Once DeSantis signs the bill as expected, Florida plans to submit two importation proposals to the federal government: one for public agencies, including Medicaid and the corrections department, and one for commercial pharmacies run by the state’s Department of Business and Professional Regulation. If approved, both proposals wouldn’t go into effect until 2021 at the earliest.
In Vermont, state officials aim to have their proposal to the federal government by July 1. It hasn’t yet been decided when it would go into effect or if it would be for public and commercial use.
It’s unclear, however, whether Canadian drug manufacturers will agree to supply the U.S. on this scale, and if they can handle the needs of a state as populous as Florida.
“In Vermont could they pull that off? Sure. But Florida is a really big state,” says Bishop. “Can Canada supply Florida, or will there be shortages?”
Even the people pulling together the proposal in Vermont concede that there are more questions than answers right now.
“What will be the context of the federal government’s permission? I doubt it’ll be a slip that says ‘do it.’ With Vermont being so small, is there a viable business for that [importation]?” asks Al Gobeille, the state’s human services secretary. “We don’t want to look too far down the road.”
Still, the state plans to task a state agency with becoming a licensed drug wholesaler or to contract with a licensed drug wholesaler that would be responsible for importing, repackaging and ensuring the drugs are up to FDA standards.
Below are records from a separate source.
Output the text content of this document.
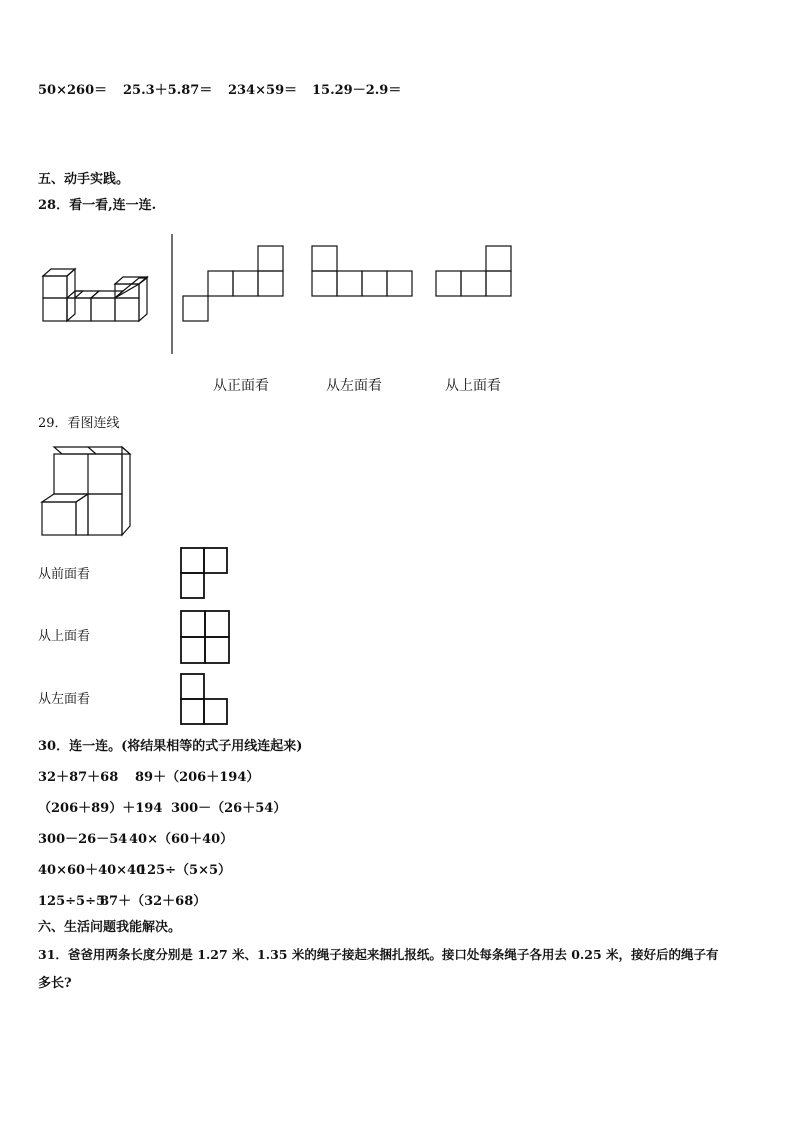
50×260＝ 25.3＋5.87＝ 234×59＝ 15.29－2.9＝
五、动手实践。
28．看一看,连一连.
从正面看	从左面看	从上面看
29．看图连线
从前面看
从上面看
从左面看
30．连一连。(将结果相等的式子用线连起来)
32＋87＋68 89＋（206＋194）
（206＋89）＋194 300－（26＋54）
300－26－54 40×（60＋40）
40×60＋40×40
125÷（5×5）
125÷5÷5
87＋（32＋68）
六、生活问题我能解决。
31．爸爸用两条长度分别是 1.27 米、1.35 米的绳子接起来捆扎报纸。接口处每条绳子各用去 0.25 米，接好后的绳子有
多长?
The state estimates that importing drugs from Canada could save between $1 million and $5 million a year for commercial insurance plans. But significant savings aren’t likely for Medicaid because drugs paid for through the Medicaid Drug Rebate Program already come with a steep discount. There’s currently no estimate for how much it would cost to establish the program.
Despite Vermont’s caution, drug pricing experts appear optimistic.
“I’ve thought for a long time that states could do this,” says Jane Horvath, a consultant on state drug cost containment policies. “We have a global supply of manufacturing now, and over the past 20 years, manufacturing has largely moved overseas. This is not a stretch to do anymore, particularly for a state.”